Eh ! madame, c’en est fait, et vous n’avez rien à craindre. Je ne suis point de caractère à persécuter les dispositions où je vous vois ; elles excluent notre mariage ; et quand ma vie en dépendrait, quand mon cœur vous regretterait, ce qui ne serait pas difficile à croire, je vous sacrifierais et mon cœur et ma vie, et vous les sacrifierais sans vous le dire ; c’est à quoi je m’engage, non par des serments qui ne signifieraient rien, et que je fais pourtant comme vous, si vous les exigez, mais parce que votre cœur, parce que la raison, mon honneur et ma probité dont vous l’exigez, le veulent ; et comme il faudra nous voir, et que je ne saurais partir ni vous quitter sur-le-champ, si, pendant le temps que nous nous verrons, il m’allait par hasard échapper quelque discours qui pût vous alarmer, je vous conjure d’avance de n’y rien voir contre ma parole, et de ne l’attribuer qu’à l’impossibilité qu’il y aurait de n’être pas galant avec ce qui vous ressemble.

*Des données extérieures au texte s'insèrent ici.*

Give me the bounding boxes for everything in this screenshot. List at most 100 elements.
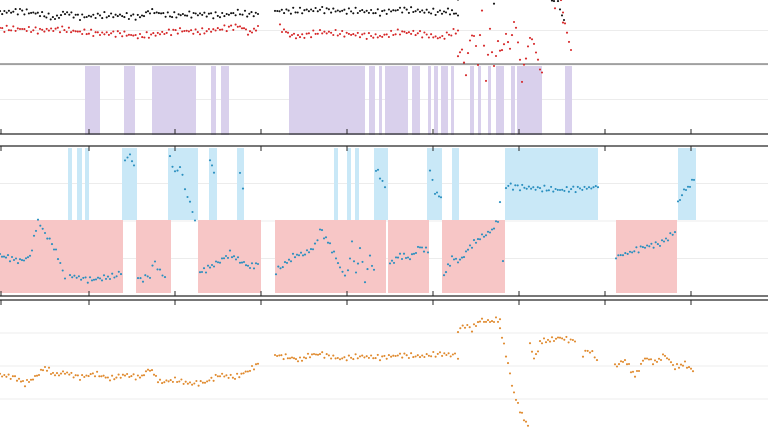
data-point [108,379,112,382]
data-point [301,33,304,36]
data-point [5,375,8,378]
data-point [385,357,388,360]
data-point [293,256,297,259]
data-point [90,28,93,31]
data-point [68,373,71,376]
data-point [303,9,306,12]
data-point [422,250,426,253]
data-point [10,11,13,14]
data-point [233,377,237,380]
shaded-region [427,148,442,220]
data-point [212,265,216,268]
data-point [361,354,364,357]
data-point [480,317,484,320]
data-point [94,278,98,281]
data-point [536,58,540,61]
data-point [173,170,177,173]
data-point [161,30,164,33]
data-point [25,8,28,11]
data-point [248,266,252,270]
data-point [546,338,550,341]
data-point [462,256,466,259]
data-point [123,159,127,162]
data-point [234,14,237,17]
data-point [34,229,38,232]
data-point [178,380,181,383]
data-point [181,12,184,16]
data-point [191,210,194,214]
data-point [643,357,647,360]
data-point [83,28,86,31]
data-point [96,31,99,34]
data-point [176,32,179,35]
data-point [138,32,142,36]
data-point [117,373,120,376]
data-point [102,374,105,377]
data-point [23,385,27,388]
data-point [374,169,378,172]
data-point [573,340,577,343]
data-point [327,30,330,33]
data-point [242,372,245,375]
data-point [619,254,622,257]
data-point [633,250,636,253]
data-point [430,12,433,15]
data-point [472,323,476,326]
data-point [283,12,286,15]
data-point [534,188,537,191]
data-point [567,40,571,43]
data-point [23,28,26,31]
shaded-region [428,66,431,135]
data-point [526,424,530,427]
data-point [323,356,326,359]
data-point [98,14,102,17]
data-point [528,36,532,39]
data-point [490,51,494,54]
data-point [183,14,187,17]
data-point [401,356,404,359]
data-point [327,354,330,357]
data-point [112,16,115,19]
data-point [252,267,256,270]
data-point [282,28,286,31]
data-point [301,254,305,257]
data-point [346,269,350,272]
data-point [532,42,536,45]
data-point [432,36,435,39]
data-point [224,254,228,258]
data-point [408,258,412,261]
data-point [316,353,320,356]
data-point [134,378,137,381]
data-point [279,267,282,270]
data-point [163,381,166,384]
data-point [452,258,456,261]
data-point [350,240,354,243]
data-point [72,29,75,32]
data-point [196,31,199,34]
data-point [332,7,335,10]
data-point [134,18,137,21]
data-point [385,33,388,36]
data-point [681,364,685,367]
data-point [587,186,591,189]
data-point [0,255,4,258]
data-point [684,188,688,192]
data-point [689,367,693,370]
data-point [68,13,71,16]
data-point [241,13,244,16]
data-point [63,372,67,375]
data-point [316,239,319,242]
data-point [130,160,134,163]
data-point [154,374,158,377]
data-point [434,13,437,16]
data-point [387,354,390,357]
data-point [242,27,246,30]
data-point [654,241,657,244]
data-point [238,171,242,174]
data-point [81,374,84,377]
data-point [430,355,433,358]
data-point [72,376,75,379]
data-point [496,320,500,323]
data-point [352,12,355,15]
data-point [396,8,399,12]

Cela dit, je ne vous demande plus qu’une grâce ; c’est de m’aider à vous débarrasser de moi, et de vouloir bien que je n’essuie point tout seul les reproches de nos parents ; il est juste que nous les partagions ; vous les méritez encore plus que moi. Vous craignez plus l’époux que le mariage, et moi je ne craignais que le dernier. Adieu, madame ; il me tarde de vous montrer que je suis du moins digne de quelque estime. (Il se retire.)

Lisette.

Mais, vous vous en allez sans prendre de mesures.